Wednesday, November 23, 2011

When snow is bad

The October snowstorm clearly overloaded the forest before it was ready. The resulting damage disrupted human life for weeks afterward as many people waited for electric power to be restored.

The snow that falls now is just as useless, piling up on unfrozen ground to insulate it from freezing deeply to support the snow we hope to get when winter actually arrives.

When I came to New Hampshire in 1987,  the locals I met felt that winter arriving on Thanksgiving was normal. Since I had come to enjoy winter, I was ready to give all of December to snow season. But in 1987, the weather had been cold for at least a few weeks. The ground was frozen. The snow might as well fall, because everything certainly looked and felt like winter.

With the shift in climate, the ground sometimes does not freeze deeply all winter. If we get these early, heavy snowstorms they keep the earth warm enough to harbor flowing water and eat away the snow cover from beneath. What looks like an early ski season is just a treacherous plod. The snow sticks to everything. Later, when the sun arcs higher in March, the warmth from above meets the warmth from below to eat away the snow pack.

We make the best of it because we have no choice.

Tuesday, November 01, 2011

Really early season

Eight inches of snow fell here in Effingham on Saturday night, October 29. On Sunday morning the sun hit the wet, clumpy mess. It didn't look like it would be any fun at all. I tried to ignore it and hoped it would go away, except for the three-ton berm I shoveled out of the mouth of the driveway where the plow had blocked it. I knew I had to get rid of that before it set up during the cold night to come.

Monday's sun melted some more of the ground cover, but an amazing amount remained.
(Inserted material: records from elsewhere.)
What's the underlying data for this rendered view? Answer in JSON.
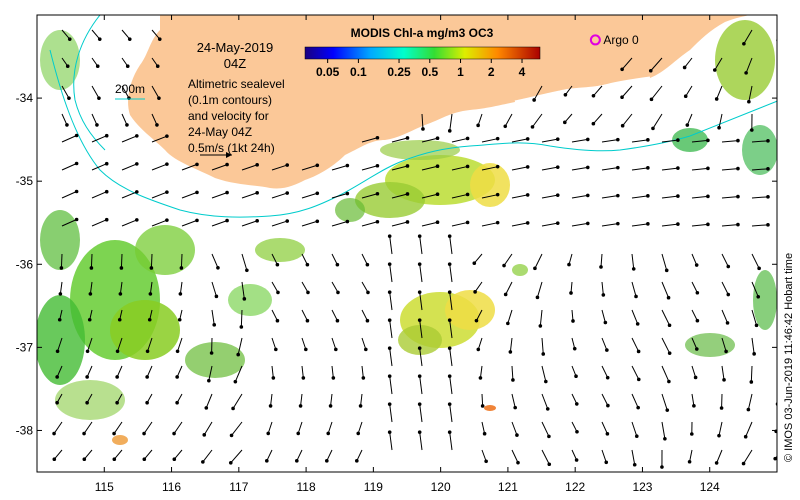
{
  "map": {
    "date": "24-May-2019",
    "time": "04Z",
    "depth_label": "200m",
    "sealevel_note": [
      "Altimetric sealevel",
      "(0.1m contours)",
      "and velocity for",
      "24-May 04Z",
      "0.5m/s (1kt 24h)"
    ],
    "colorbar": {
      "title": "MODIS Chl-a mg/m3 OC3",
      "ticks": [
        "0.05",
        "0.1",
        "0.25",
        "0.5",
        "1",
        "2",
        "4"
      ],
      "tick_values": [
        0.05,
        0.1,
        0.25,
        0.5,
        1,
        2,
        4
      ],
      "min": 0.03,
      "max": 6
    },
    "argo_label": "Argo 0",
    "argo_position": {
      "lon": 122.3,
      "lat": -33.3
    },
    "credit": "© IMOS 03-Jun-2019 11:46:42 Hobart time",
    "x_ticks": [
      "115",
      "116",
      "117",
      "118",
      "119",
      "120",
      "121",
      "122",
      "123",
      "124"
    ],
    "y_ticks": [
      "-34",
      "-35",
      "-36",
      "-37",
      "-38"
    ],
    "extent": {
      "lon_min": 114.0,
      "lon_max": 125.0,
      "lat_min": -38.5,
      "lat_max": -33.0
    },
    "colors": {
      "land": "#fbc898",
      "contour": "#00cccc",
      "argo": "#e000e0",
      "arrow": "#000000"
    }
  }
}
We didn't get anything like the dumping some towns got, with more than 20 inches in some places. I'm just as glad, since the ground has not frozen and the leaves are still on about half the trees.

This morning the coverage was holding up too well to ignore any longer. I wasn't going to get a bike ride. I might as well seize the novelty and go out on skis. I used my trusty Trak Edge traditional-length skis with a partial edge. They were Trak's clone of the Karhu Kodiak from the early 1990s. For boots and bindings I have Asolo Snowpine 75 mm boots and Rottefella Super Tele bindings.
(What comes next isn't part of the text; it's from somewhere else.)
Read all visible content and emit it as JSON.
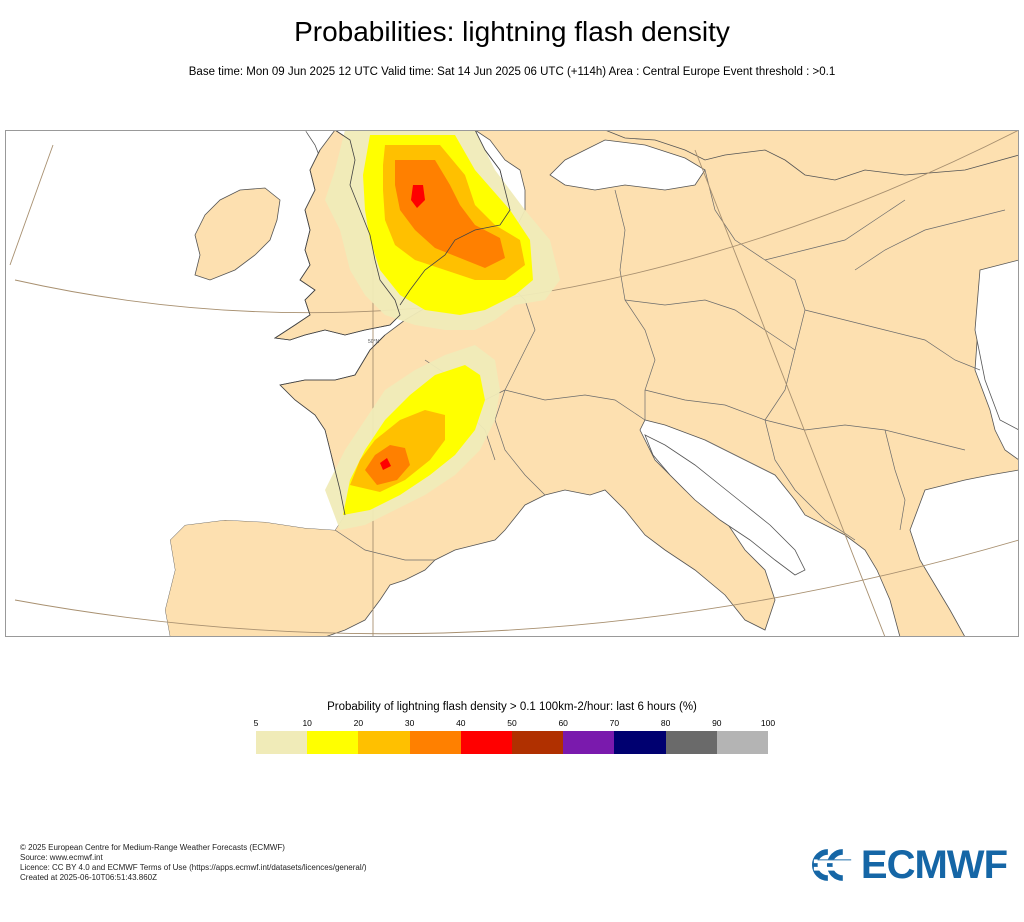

The surface was still slightly crunchy when I set out. In places it was actually almost fast. These were actually some of the better ungroomed conditions I've been on in the past couple of years. A lot of our snow storms have been warm and sticky even in the real season. The timing of freeze and thaw has not been very convenient for me even when the weather has gotten cold enough to freeze wet glop solid. So I had a surprisingly good time. It wasn't time to lay down a bunch of turns through the trees, but it was a sporty shuffle in places.
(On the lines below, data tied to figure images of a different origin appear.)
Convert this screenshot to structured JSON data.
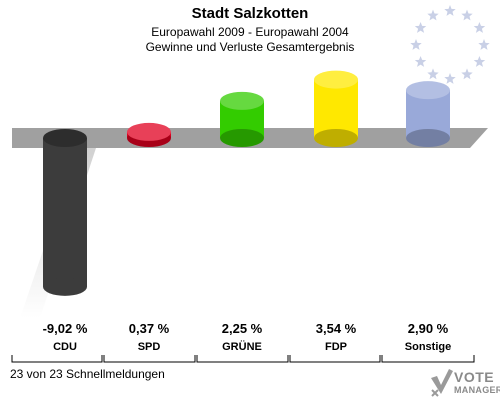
{
  "header": {
    "title": "Stadt Salzkotten",
    "subtitle": "Europawahl 2009 - Europawahl 2004",
    "subtitle2": "Gewinne und Verluste Gesamtergebnis"
  },
  "footer": {
    "text": "23 von 23 Schnellmeldungen"
  },
  "logo": {
    "line1": "VOTE",
    "line2": "MANAGER"
  },
  "eu_flag": {
    "stars": 12,
    "star_color": "#c9d0e6"
  },
  "chart_data": {
    "type": "bar",
    "categories": [
      "CDU",
      "SPD",
      "GRÜNE",
      "FDP",
      "Sonstige"
    ],
    "values": [
      -9.02,
      0.37,
      2.25,
      3.54,
      2.9
    ],
    "value_labels": [
      "-9,02 %",
      "0,37 %",
      "2,25 %",
      "3,54 %",
      "2,90 %"
    ],
    "colors": [
      "#3c3c3c",
      "#e00020",
      "#33cc00",
      "#ffe800",
      "#99a9d9"
    ],
    "title": "Stadt Salzkotten",
    "subtitle": "Europawahl 2009 - Europawahl 2004",
    "xlabel": "",
    "ylabel": "",
    "grid": false
  }
}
The skis I used have served me well for this sort of skiing, whether I go for a half-hour or most of a day. The industry has promoted a different approach, but I've seen glimmers that the simple, durable touring ski is not dead. Madshus has one or two models. I haven't poked around to see what else might be out there. And 75 mm staged a bit of a comeback a few years ago after almost drowning in the tide of system bindings pushed by Rottefella and its allies, and by Salomon. In its thick-soled back country version it provides the best control of a heavier ski with the simplest, most durable binding. It would feel like trudging toil on a good groomed trail, but the ski setup for a good groomed trail would feel like a flimsy toy in rough, ungroomed conditions.

That being said, there's no guarantee that 75 mm will be around next year or the year after that. If someone figures out how to get people to dump money into Nordic the way they do into Alpine, the race will be on to get all the cheap-ass bark-eaters to update all their gear. But I guess that's true of any industrialized activity.

In the past decade I have seen a lot of furrowed brows out on the trails as people try to work with the mutating winter conditions in the northeast United States. Even in the mythic old days winter could take some odd twists in this region. Now it's downright wacky. It makes a mess of any regular training system. Now it's even reaching out to cramp the end of bike commuting more than the typical heavy flurries or sleet might have done. It pays to be creative and versatile. Unfortunately not everyone can bend their routines to accommodate the whims of weather. That's what keeps various kinds of indoor fitness center in business. I just don't have that kind of discipline or sociability.